Structured Output (JSON Extraction)

from pydantic import BaseModel, Field
from nala.athomic.ai.llm.factory import LLMFactory

class UserIntent(BaseModel):
    intent: str = Field(..., description="The user's intention (buy, sell, support)")
    confidence: float

async def analyze_intent(text: str):
    llm = LLMFactory.create_default()

    # Guaranteed to return a UserIntent instance or raise StructuredOutputError
    intent: UserIntent = await llm.generate_structured(
        prompt=f"Analyze this text: {text}",
        response_model=UserIntent
    )

    return intent

Configuration

LLM connections are configured in settings.toml.

[default.ai.llm]
# The default connection to use
default_connection_name = "gpt4_main"

  [default.ai.llm.connections.gpt4_main]
  backend = "openai"
  default_model = "gpt-4-turbo"
  timeout = 30.0

    [default.ai.llm.connections.gpt4_main.provider]
    # OpenAI specific settings
    api_key = { path = "ai/openai", key = "api_key" }
    organization_id = "org-123"

API Reference

nala.athomic.ai.llm.protocol.LLMProviderProtocol

Bases: Protocol

Protocol defining the contract for Large Language Model (LLM) interactions. Focused on text generation and structured data extraction.

generate_content(prompt=None, system_message=None, **kwargs) async

Generates unstructured text content based on a given prompt.

generate_structured(prompt, response_model, system_message=None, max_retries=3, **kwargs) async

Generates structured data conforming to a specific Pydantic schema.
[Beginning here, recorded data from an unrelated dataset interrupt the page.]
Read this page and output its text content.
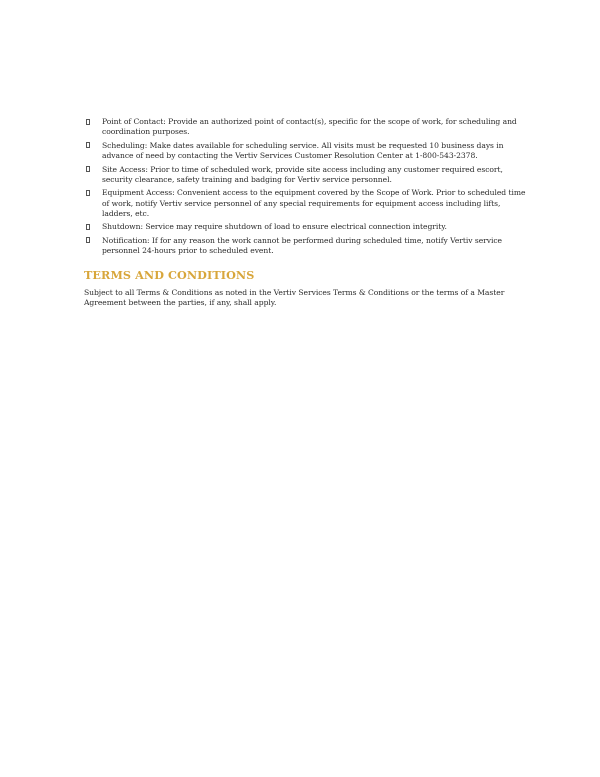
Point of Contact: Provide an authorized point of contact(s), specific for the scope of work, for scheduling and coordination purposes.
Scheduling: Make dates available for scheduling service. All visits must be requested 10 business days in advance of need by contacting the Vertiv Services Customer Resolution Center at 1-800-543-2378.
Site Access: Prior to time of scheduled work, provide site access including any customer required escort, security clearance, safety training and badging for Vertiv service personnel.
Equipment Access: Convenient access to the equipment covered by the Scope of Work. Prior to scheduled time of work, notify Vertiv service personnel of any special requirements for equipment access including lifts, ladders, etc.
Shutdown: Service may require shutdown of load to ensure electrical connection integrity.
Notification: If for any reason the work cannot be performed during scheduled time, notify Vertiv service personnel 24-hours prior to scheduled event.
TERMS AND CONDITIONS

Subject to all Terms & Conditions as noted in the Vertiv Services Terms & Conditions or the terms of a Master Agreement between the parties, if any, shall apply.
stream_content(prompt=None, system_message=None, **kwargs) async

Generates unstructured text content incrementally as an asynchronous stream.

This method is critical for low-latency user experiences (UX).

Parameters:

Name Type Description Default
prompt Optional[str]

The user input text.

None
system_message Optional[str]

Optional system instruction.

None
**kwargs Any

Additional generation parameters.

{}

Returns:

Type Description
AsyncIterator[LLMResponseChunk]

An asynchronous iterator yielding LLMResponseChunk objects.
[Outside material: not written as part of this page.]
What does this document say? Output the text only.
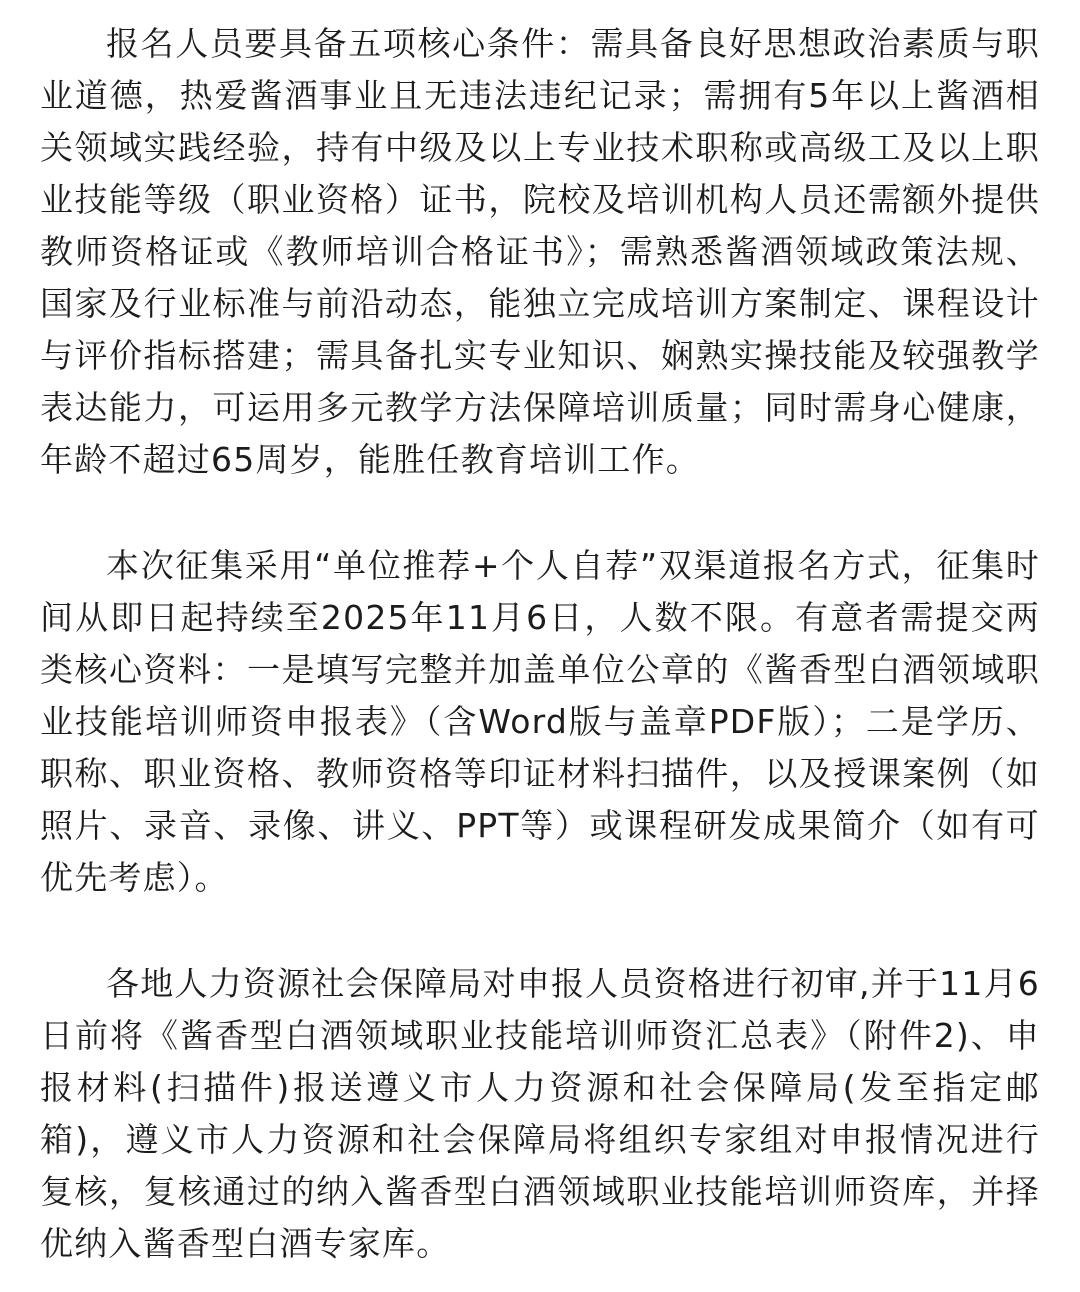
报名人员要具备五项核心条件：需具备良好思想政治素质与职业道德，热爱酱酒事业且无违法违纪记录；需拥有5年以上酱酒相关领域实践经验，持有中级及以上专业技术职称或高级工及以上职业技能等级（职业资格）证书，院校及培训机构人员还需额外提供教师资格证或《教师培训合格证书》；需熟悉酱酒领域政策法规、国家及行业标准与前沿动态，能独立完成培训方案制定、课程设计与评价指标搭建；需具备扎实专业知识、娴熟实操技能及较强教学表达能力，可运用多元教学方法保障培训质量；同时需身心健康，年龄不超过65周岁，能胜任教育培训工作。

本次征集采用“单位推荐+个人自荐”双渠道报名方式，征集时间从即日起持续至2025年11月6日，人数不限。有意者需提交两类核心资料：一是填写完整并加盖单位公章的《酱香型白酒领域职业技能培训师资申报表》（含Word版与盖章PDF版）；二是学历、职称、职业资格、教师资格等印证材料扫描件，以及授课案例（如照片、录音、录像、讲义、PPT等）或课程研发成果简介（如有可优先考虑）。

各地人力资源社会保障局对申报人员资格进行初审,并于11月6日前将《酱香型白酒领域职业技能培训师资汇总表》（附件2)、申报材料(扫描件)报送遵义市人力资源和社会保障局(发至指定邮箱)，遵义市人力资源和社会保障局将组织专家组对申报情况进行复核，复核通过的纳入酱香型白酒领域职业技能培训师资库，并择优纳入酱香型白酒专家库。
nala.athomic.ai.llm.base.BaseLLM

Bases: BaseService, LLMProviderProtocol, Generic[S], ABC

Abstract base class for all LLM providers (Vertex, OpenAI, etc.).

This class implements the Template Method pattern to enforce: 1. Lifecycle Management (Startup/Shutdown via BaseService). 2. Unified Observability (Tracing, Metrics, Logging). 3. Error Handling boundaries.
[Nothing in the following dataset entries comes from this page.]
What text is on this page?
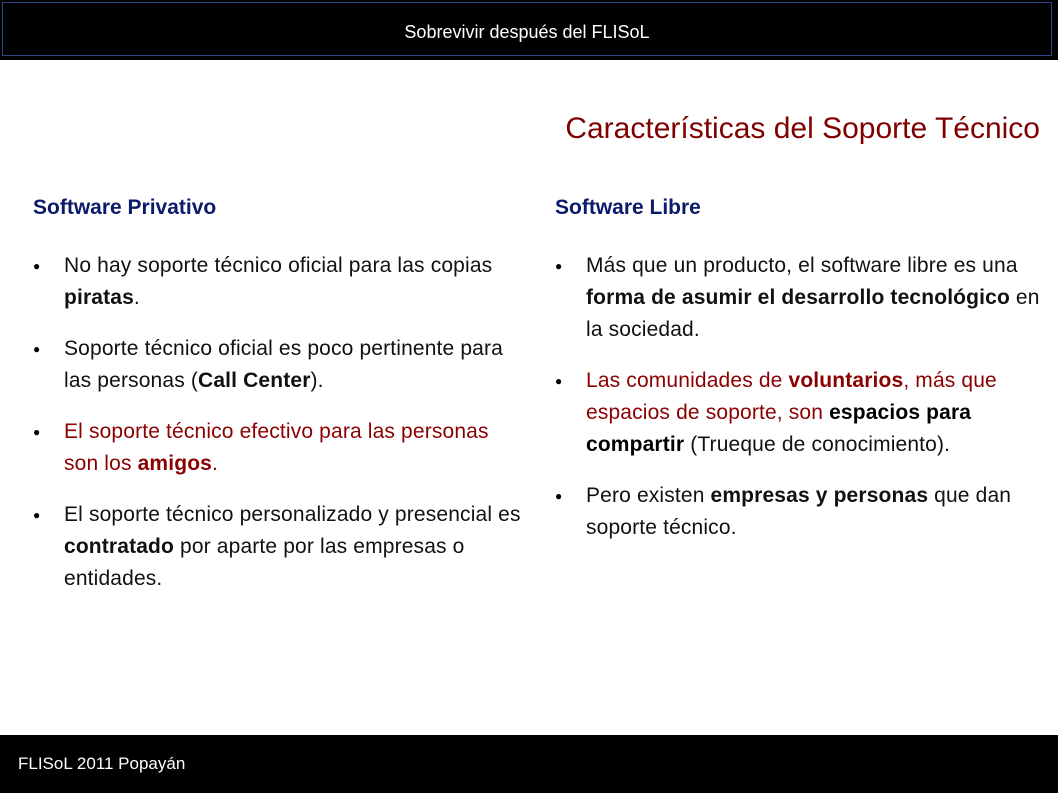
Sobrevivir después del FLISoL
Características del Soporte Técnico
Software Privativo
● No hay soporte técnico oficial para las copias piratas.
● Soporte técnico oficial es poco pertinente para las personas (Call Center).
● El soporte técnico efectivo para las personas son los amigos.
● El soporte técnico personalizado y presencial es contratado por aparte por las empresas o entidades.
Software Libre
● Más que un producto, el software libre es una forma de asumir el desarrollo tecnológico en la sociedad.
● Las comunidades de voluntarios, más que espacios de soporte, son espacios para compartir (Trueque de conocimiento).
● Pero existen empresas y personas que dan soporte técnico.
FLISoL 2011 Popayán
Note: Governance (Guards) is handled by the LLMManager/GuardPipeline before calling this provider.

generate(prompt=None, system_message=None, tools=None, **kwargs) async

Public method for generation (Text or Tool Calls) with observability.

generate_structured(prompt, response_model, system_message=None, max_retries=3, **kwargs) async

Public method for structured generation with observability.

record_token_usage(prompt_tokens, completion_tokens)

Helper method to record token usage metrics to Prometheus.

stream_content(prompt=None, system_message=None, tools=None, **kwargs) async

Public method for streamed generation (Text or Tool Calls) with observability. The LLM's response is yielded incrementally.

nala.athomic.ai.schemas.llms.LLMResponseChunk

Bases: BaseModel

Represents a single, incremental chunk of the response during streaming.

nala.athomic.ai.llm.factory.LLMFactory

Factory responsible for creating instances of the configured LLM provider.

create(settings) classmethod

Creates and returns an instance of the LLM provider based on the settings.

Parameters:

Name Type Description Default
settings LLMConnectionSettings

The specific connection settings containing the backend type and provider-specific configurations.

required

Returns:

Type Description
BaseLLM

An initialized instance adhering to BaseLLM.

Raises:

Type Description
ValueError

If the backend is not specified or not registered.